Energy Systems Group, a Vectren subsidiary based in Evansville, will spend $5 million to recover methane gas from a landfill in Johnson City, Tenn. The methane will serve as an alternative energy source for businesses there that had relied on natural gas to power some industrial processes.

"To the extent this is successful, it's good news for consumers," Vectren spokesman Mike Roeder said. "The Department of Energy and other national entities have a strategy of encouraging the use of alternative energy. Here's a company, in ESG, trying to walk the walk."

The site is expected to generate enough energy to power the equivalent of 6,000 homes per year, said Norm Campbell, ESG's marketing director.

Along with gasoline, natural gas has been setting price records throughout the year. Last week, Vectren warned that customers this winter could face higher heating bills if natural gas stays near its current price level. On the New York Mercantile Exchange, natural gas has been trading close to $10 a dekatherm, up significantly from a year ago.

The methane ESG plans to collect from the Tennessee site should help users reduce their energy costs and the risk associated with purchasing gas on the open market, ESG officials said.

"It's a stable, local source of gas," Campbell said. "Through waste products, the city is able to supply its own energy."

ESG is joining a number of other companies that are finding untapped sources of energy in landfills across the country. There are about 380 other sites in the U.S. where landfill gas is being harvested for energy.

"The garbage is being turned into something usable," Campbell said.

So far, two Johnson City, Tenn., businesses have agreed to use the methane for their industrial boiler operations. The Johnson City Medical Center and the local Veterans' Affairs facility plan to use the gas for electricity generation and steam production.

ESG plans to build a 3.5 mile pipeline from the landfill to the two users. Campbell said the pipeline route runs near several other industrial users who may later decide to tap into the alternative energy source.

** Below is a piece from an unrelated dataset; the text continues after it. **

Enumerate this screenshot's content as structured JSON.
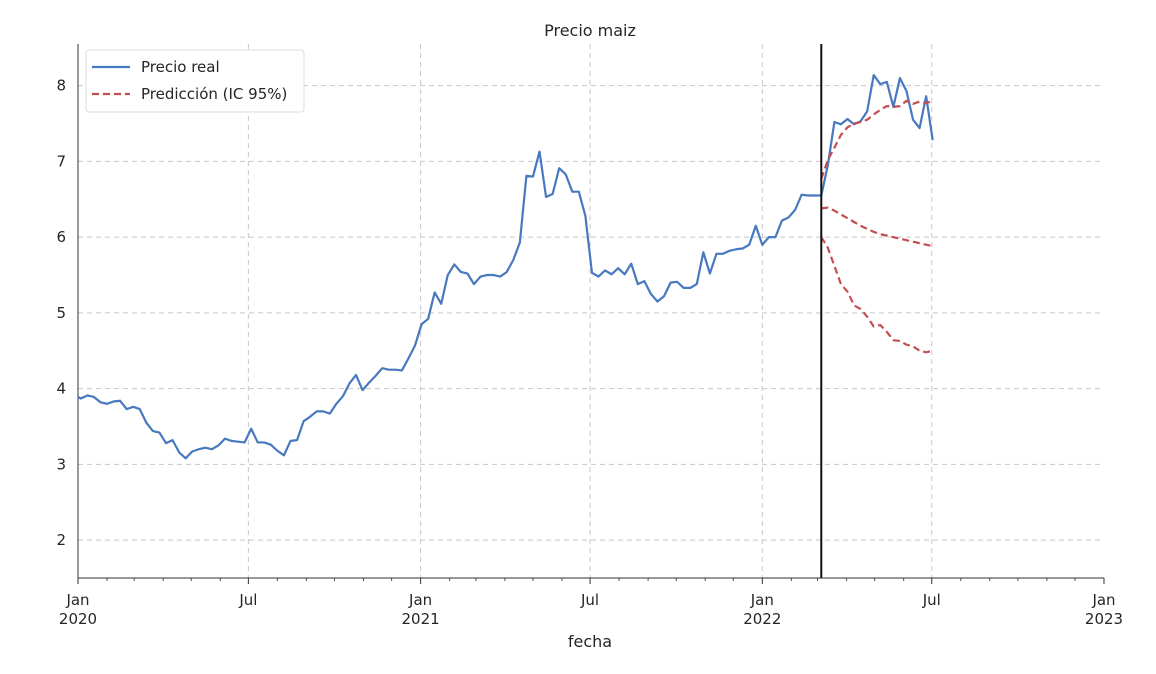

Campbell said ESG has a contract to use the landfill for gas production for 25 years. The company has estimated the site can produce gas for 20 to 30 years and possibly longer, if the landfill ever begins collecting trash from other cities.

ESG is scouting other landfills where it could implement a similar system to tap into alternative energy sources. Campbell declined to identify any specific sites, but said two potential landfills in Indiana are being looked at in the "conceptual stage."